No contexto de disputa das potências católicas e protestantes, as linhas de amizade circunscrevem limites formais à guerra no Velho Mundo, que nunca suprimem totalmente o conflito; ao passo que as terras dos povos incivilizados consistem em zona livre para aquisição, racionalizando e territorializando a guerra. Na alegoria do Leviatã, do duelo entre Hidra e Hércules, este é a força centralizadora do Estado, ao passo que a criatura mitológica de várias cabeças, o estado de natureza hobbesiano, símbolo de desordem e ameaça à construção do Estado, é a América e a África. Em Hegel, que formula o conceito de Tribunal do Mundo como forma de resolver os conflitos do exercício das soberanias estatais em constante disputa, a História Universal é concebida como marcha racional e necessária do Espírito universal, progresso na consciência da liberdade.
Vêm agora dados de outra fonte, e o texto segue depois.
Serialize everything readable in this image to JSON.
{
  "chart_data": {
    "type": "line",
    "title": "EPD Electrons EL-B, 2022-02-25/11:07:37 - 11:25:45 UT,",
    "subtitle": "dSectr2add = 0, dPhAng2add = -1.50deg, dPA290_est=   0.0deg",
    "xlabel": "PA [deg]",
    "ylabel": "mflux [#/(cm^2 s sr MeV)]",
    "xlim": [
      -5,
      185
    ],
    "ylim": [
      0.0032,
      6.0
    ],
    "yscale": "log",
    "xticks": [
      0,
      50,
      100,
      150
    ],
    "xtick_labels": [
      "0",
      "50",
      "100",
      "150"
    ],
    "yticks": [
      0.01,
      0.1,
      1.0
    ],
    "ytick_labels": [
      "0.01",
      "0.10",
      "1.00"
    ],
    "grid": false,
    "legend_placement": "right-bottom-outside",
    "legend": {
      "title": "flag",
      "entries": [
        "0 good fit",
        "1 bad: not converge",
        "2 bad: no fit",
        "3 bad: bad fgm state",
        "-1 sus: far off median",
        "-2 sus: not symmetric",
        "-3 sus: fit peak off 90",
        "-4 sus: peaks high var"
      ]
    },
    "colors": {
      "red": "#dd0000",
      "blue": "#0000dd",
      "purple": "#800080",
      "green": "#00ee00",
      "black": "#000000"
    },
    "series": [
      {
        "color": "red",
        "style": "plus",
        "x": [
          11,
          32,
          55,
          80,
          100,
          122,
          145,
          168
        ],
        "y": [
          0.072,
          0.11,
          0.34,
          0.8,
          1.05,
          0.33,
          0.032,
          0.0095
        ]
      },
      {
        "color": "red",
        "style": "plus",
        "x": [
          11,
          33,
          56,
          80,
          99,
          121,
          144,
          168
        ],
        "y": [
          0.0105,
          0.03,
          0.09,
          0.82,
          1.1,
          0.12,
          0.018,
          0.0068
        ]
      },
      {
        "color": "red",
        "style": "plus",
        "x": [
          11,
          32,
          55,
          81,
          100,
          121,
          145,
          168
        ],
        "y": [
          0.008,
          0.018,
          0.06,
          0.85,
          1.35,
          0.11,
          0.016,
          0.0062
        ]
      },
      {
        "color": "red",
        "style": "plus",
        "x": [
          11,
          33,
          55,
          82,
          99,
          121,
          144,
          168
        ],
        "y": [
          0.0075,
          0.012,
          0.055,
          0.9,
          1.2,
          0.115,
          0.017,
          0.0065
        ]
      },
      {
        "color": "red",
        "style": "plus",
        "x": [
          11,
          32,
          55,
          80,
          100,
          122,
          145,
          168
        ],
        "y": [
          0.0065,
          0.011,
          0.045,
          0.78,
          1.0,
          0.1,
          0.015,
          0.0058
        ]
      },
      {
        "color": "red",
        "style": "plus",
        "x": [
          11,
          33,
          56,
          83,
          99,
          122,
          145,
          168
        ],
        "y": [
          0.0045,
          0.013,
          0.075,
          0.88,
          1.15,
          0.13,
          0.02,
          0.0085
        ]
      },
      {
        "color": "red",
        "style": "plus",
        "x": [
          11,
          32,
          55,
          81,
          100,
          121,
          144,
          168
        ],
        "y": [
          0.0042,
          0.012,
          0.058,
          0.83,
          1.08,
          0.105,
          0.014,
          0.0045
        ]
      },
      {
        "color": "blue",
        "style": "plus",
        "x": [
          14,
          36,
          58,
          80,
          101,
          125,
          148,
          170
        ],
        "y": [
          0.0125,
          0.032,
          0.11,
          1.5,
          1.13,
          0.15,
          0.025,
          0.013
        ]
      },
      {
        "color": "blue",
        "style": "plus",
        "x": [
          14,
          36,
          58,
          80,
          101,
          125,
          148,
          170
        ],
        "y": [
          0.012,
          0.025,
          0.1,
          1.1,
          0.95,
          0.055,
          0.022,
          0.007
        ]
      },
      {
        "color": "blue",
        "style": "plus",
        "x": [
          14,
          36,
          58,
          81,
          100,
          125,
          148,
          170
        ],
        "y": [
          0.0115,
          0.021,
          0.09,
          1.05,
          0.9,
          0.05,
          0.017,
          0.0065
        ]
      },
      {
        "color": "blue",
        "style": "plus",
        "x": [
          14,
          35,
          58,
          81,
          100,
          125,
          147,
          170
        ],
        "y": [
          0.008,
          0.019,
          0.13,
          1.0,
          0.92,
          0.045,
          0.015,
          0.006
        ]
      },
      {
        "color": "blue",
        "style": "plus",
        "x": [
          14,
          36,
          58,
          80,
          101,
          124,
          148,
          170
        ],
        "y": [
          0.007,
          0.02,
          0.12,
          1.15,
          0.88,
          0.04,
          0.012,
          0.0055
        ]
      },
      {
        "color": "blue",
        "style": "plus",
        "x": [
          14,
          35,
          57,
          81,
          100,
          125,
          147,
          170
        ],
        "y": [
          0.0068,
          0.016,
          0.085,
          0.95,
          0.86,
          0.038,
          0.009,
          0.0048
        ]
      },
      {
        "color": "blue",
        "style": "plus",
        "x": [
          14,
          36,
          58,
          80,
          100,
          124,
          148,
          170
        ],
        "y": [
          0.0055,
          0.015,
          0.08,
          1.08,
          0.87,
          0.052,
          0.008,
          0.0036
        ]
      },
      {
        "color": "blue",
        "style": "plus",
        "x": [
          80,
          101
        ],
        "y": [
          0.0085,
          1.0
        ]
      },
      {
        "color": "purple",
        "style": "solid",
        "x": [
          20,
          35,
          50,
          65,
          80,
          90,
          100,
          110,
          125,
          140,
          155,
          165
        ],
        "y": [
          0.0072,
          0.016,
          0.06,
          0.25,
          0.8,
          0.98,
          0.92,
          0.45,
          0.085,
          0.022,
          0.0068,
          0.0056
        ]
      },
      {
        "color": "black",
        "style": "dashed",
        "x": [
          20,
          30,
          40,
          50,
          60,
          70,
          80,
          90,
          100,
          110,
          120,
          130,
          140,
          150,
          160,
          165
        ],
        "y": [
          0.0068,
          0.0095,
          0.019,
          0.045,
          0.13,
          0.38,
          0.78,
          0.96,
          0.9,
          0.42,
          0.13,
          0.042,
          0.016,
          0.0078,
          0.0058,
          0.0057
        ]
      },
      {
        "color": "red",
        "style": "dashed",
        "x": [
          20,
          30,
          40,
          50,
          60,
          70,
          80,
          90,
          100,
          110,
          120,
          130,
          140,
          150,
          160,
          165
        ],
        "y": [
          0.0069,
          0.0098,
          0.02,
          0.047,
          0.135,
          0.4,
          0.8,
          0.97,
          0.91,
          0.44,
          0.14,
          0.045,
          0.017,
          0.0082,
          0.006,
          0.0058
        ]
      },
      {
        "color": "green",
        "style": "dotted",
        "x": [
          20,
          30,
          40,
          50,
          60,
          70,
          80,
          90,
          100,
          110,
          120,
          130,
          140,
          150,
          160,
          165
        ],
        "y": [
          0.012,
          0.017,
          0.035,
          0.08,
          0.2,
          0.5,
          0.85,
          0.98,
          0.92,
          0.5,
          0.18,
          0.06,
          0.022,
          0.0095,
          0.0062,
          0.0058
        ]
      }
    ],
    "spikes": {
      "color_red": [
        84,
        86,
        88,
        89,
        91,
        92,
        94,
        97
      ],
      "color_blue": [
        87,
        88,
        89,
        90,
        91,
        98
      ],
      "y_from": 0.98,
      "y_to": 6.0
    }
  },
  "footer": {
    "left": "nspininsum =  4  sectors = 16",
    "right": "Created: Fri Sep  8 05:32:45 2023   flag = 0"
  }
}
Compreende-se, assim, o Estado como realização da liberdade, que guia o progresso da humanidade. A História Universal é a história dos Estados europeus e dos povos que os formam, operando uma exclusão necessária dos demais. Esses povos são não só excluídos, mas sua dominação,

exploração e extermínio são elementos constitutivos necessários na marcha do progresso humano.

É essa a importância do conceito de Nomos da Terra: relacionar a formulação conceitual da filosofia política aos eventos históricos da época, trazendo à tona a centralidade da colonização, permite ancorar a versão idealista da história, geralmente situada no campo espiritual, na violência concreta contra povos não-brancos que a possibilita (COSTA, 2015). É tentar compreender o que o discurso sobre o universal oculta, bem como que esses conceitos são menos abstratos do que pensamos, relacionados com pessoas e eventos reais.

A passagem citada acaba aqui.